Hearings were conducted, testimony taken, votes made. It passed the House 60-39 and Senate 39-9 — judged on its own merits.

And, since that time, those salaries have risen. For instance, the governor had an annual pay of $95,000, but it has grown to about $134,000 this year. The new budget law will make gubernatorial pay equal to that of an Indiana Supreme Court justice, or about $198,500.

Comparing pay

A story by Capital Chronicle reporter Casey Smith found that at today’s level of $134,000, Indiana’s gubernatorial salary ranked 34th in the nation. The Midwest average was $139,000.

A fair case can be made that an increase was needed. But did lawmakers go too far?

When it goes into effect in 2025 – after the next governor is chosen – the raise would make the Indiana chief executive’s salary the fifth-highest in the country. That is behind only New York, California, Pennsylvania and Tennessee. New York tops the nation at $250,000.

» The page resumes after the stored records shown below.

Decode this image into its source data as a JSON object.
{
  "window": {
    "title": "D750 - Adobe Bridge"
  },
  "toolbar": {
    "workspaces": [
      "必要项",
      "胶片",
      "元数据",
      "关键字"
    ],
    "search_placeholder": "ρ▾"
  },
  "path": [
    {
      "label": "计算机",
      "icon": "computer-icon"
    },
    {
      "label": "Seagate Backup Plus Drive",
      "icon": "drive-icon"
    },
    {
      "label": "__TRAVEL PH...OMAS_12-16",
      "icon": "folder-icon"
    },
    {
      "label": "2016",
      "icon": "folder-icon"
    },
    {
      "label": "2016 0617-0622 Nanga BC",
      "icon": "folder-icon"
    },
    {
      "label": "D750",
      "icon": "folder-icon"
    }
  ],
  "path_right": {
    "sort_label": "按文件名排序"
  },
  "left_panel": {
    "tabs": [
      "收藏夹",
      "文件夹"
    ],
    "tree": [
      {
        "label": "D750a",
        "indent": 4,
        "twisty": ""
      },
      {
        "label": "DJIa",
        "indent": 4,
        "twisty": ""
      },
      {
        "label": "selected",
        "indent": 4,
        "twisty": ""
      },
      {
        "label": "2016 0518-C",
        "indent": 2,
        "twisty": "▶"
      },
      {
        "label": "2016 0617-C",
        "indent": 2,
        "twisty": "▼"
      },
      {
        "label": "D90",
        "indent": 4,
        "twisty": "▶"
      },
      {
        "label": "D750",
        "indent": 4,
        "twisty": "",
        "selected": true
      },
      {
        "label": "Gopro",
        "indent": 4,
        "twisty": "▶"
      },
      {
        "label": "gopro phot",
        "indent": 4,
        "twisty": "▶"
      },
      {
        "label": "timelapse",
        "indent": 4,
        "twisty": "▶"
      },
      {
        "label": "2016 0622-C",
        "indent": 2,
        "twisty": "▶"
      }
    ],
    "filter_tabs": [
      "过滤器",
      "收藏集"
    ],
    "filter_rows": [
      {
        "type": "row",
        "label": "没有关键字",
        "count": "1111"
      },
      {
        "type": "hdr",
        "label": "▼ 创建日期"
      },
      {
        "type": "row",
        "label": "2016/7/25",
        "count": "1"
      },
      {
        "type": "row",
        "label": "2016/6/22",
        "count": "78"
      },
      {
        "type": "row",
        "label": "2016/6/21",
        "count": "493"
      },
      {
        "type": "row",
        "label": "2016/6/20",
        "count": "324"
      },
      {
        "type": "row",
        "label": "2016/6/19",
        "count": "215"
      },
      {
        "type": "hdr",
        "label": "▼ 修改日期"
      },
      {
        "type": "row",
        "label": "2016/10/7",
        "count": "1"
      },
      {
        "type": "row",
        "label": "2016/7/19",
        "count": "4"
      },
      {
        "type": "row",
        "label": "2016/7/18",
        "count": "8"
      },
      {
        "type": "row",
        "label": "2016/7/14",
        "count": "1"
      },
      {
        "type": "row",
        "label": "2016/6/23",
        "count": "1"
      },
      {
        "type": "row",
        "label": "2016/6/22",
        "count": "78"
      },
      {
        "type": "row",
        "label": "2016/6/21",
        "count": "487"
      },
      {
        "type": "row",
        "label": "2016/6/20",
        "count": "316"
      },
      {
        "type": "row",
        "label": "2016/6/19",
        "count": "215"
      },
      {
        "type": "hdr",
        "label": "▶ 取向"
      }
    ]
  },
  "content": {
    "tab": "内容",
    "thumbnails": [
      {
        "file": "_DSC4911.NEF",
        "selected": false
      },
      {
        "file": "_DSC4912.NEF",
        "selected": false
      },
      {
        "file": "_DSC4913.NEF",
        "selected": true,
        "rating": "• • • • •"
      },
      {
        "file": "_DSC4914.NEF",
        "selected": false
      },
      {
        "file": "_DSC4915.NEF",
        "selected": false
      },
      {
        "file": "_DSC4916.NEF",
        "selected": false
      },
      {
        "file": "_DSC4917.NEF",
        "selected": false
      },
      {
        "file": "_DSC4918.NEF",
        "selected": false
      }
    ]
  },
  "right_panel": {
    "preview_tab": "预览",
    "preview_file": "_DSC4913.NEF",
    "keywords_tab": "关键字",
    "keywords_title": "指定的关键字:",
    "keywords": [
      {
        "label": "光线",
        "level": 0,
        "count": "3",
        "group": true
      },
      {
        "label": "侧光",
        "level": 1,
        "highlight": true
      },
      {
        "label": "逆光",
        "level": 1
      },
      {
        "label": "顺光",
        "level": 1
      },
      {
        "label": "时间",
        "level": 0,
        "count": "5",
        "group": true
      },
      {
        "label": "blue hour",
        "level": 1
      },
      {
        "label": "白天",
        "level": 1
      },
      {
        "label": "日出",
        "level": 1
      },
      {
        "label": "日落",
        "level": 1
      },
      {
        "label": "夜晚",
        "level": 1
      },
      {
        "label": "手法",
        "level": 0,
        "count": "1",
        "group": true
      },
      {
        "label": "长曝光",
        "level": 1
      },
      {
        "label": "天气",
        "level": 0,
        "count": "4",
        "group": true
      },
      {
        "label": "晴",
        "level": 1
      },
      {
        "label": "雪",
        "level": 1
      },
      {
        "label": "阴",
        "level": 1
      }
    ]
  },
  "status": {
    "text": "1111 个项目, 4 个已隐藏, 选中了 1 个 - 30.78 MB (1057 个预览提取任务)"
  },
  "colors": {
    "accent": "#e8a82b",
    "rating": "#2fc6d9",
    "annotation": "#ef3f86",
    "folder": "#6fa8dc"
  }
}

New York and California have among the highest costs of living in the nation, though, while Indiana is in the bottom 10.

Looking at a second office, the Attorney General’s pay will rise from $113,600 to $164,700. By comparison, the average for the nation is $139,000.

No matter where you fall on the public policy debate, I think it’s clear Republicans committed an unforced error in how they handled this. It was Senate Republicans who insisted it was placed in the budget, but House Republicans didn’t fight it.

And put in context with lawmakers refusing to give a cost-of-living adjustment or 13th check to state retirees makes the changes even worse. I know several members who had no idea the salary hikes were in the budget they supported.

Republicans have a supermajority. They don’t need to be sneaky or shady to get their way.